Helen trained at the Duncan Jordanstone College of Art in Dundee, leaving with a Masters Degree in Fine Art in 2002. Her studio is now in Dundee from where she walks and climbs in the Scottish hills, loving the experience of moor-and-mountain solitude, a sense of the sublime, the moods and vastness of the landscape.
She finds no satisfaction in attempting to portray a singular viewpoint, aware that the mind’s eye does not settle easily that way, preferring instead to try to convey something of the things she saw and how they made her feel, in a manner that accepts the fleeting fluidity of perception. It is as if she wants to distil the journey, so that drip by drip, brushstroke by brushstroke, the jumble of sensory impressions that a day in the wilderness so gently imprints on the psyche, is sorted and catalogued into layers of oil and pigment. In some works the shape of the land is evident, in some less so, and in others almost not there at all, almost as if it was not seen or fully remembered, or even discarded as not relevant. In some, colour is naturalistic, while in others the viewer might be confounded by a block of blue, a slash of indigo, a zig-zag of green, or a swathe of golden ochre, hinting at a sensation more keenly laid down.

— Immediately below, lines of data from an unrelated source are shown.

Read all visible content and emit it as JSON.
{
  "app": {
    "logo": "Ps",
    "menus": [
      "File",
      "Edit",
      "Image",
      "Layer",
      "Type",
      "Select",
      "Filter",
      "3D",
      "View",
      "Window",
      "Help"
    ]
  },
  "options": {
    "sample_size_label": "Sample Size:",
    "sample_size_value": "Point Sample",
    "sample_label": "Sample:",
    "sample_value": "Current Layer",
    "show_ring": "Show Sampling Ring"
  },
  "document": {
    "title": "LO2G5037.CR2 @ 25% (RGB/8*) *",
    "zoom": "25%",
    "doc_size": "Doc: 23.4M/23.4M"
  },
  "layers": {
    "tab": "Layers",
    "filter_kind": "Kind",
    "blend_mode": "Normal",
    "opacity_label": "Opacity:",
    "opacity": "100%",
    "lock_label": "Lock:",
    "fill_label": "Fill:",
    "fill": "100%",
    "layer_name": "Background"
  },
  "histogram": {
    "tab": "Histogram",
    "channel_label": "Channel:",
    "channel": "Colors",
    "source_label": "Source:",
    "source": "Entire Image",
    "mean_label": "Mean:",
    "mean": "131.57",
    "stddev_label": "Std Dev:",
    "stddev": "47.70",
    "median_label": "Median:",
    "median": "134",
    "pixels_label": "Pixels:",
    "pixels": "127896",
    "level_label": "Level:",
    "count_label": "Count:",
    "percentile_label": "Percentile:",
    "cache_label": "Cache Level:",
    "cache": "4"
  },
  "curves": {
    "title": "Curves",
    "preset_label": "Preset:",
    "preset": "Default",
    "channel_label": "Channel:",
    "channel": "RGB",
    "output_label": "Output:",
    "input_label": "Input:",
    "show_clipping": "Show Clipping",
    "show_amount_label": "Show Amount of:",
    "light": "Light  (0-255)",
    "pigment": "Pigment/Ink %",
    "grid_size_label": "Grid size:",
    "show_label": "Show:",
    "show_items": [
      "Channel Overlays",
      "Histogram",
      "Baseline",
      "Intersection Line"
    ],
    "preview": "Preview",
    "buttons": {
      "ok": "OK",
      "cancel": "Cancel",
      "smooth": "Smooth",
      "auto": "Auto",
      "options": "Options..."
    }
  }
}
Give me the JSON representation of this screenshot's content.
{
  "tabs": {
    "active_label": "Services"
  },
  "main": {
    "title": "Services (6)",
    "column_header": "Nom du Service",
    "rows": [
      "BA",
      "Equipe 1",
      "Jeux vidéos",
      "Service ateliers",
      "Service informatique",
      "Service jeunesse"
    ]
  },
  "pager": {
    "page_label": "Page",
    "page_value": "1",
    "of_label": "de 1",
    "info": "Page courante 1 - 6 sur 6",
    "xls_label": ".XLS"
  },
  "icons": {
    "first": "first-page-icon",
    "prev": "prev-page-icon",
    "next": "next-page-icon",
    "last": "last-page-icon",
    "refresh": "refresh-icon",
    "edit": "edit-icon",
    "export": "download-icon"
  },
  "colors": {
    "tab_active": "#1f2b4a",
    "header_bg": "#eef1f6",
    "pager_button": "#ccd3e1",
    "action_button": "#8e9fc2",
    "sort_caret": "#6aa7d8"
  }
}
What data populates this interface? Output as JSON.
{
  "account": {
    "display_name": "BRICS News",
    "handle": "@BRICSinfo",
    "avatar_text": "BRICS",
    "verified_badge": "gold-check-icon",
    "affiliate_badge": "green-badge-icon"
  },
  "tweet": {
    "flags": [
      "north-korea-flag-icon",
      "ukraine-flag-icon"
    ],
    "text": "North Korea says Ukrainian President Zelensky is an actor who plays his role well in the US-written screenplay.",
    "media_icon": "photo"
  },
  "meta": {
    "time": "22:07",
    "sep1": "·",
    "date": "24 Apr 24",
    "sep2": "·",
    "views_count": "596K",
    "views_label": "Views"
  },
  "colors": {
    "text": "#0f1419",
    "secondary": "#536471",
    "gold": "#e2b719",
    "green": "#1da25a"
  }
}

These things are not simply bravura gesture or visual punctuation, but snippets of evidence stuttering, imperfect glimpses and traces of something felt viscerally, but already fading in the memory. Paint is applied and removed, assessed and re-assessed, images emerging out of the murk of imperfect recall. What is left is quiddity, essence, something to be recognised as verity, or as close as it is possible to get, and the artist moves on, to the next thing.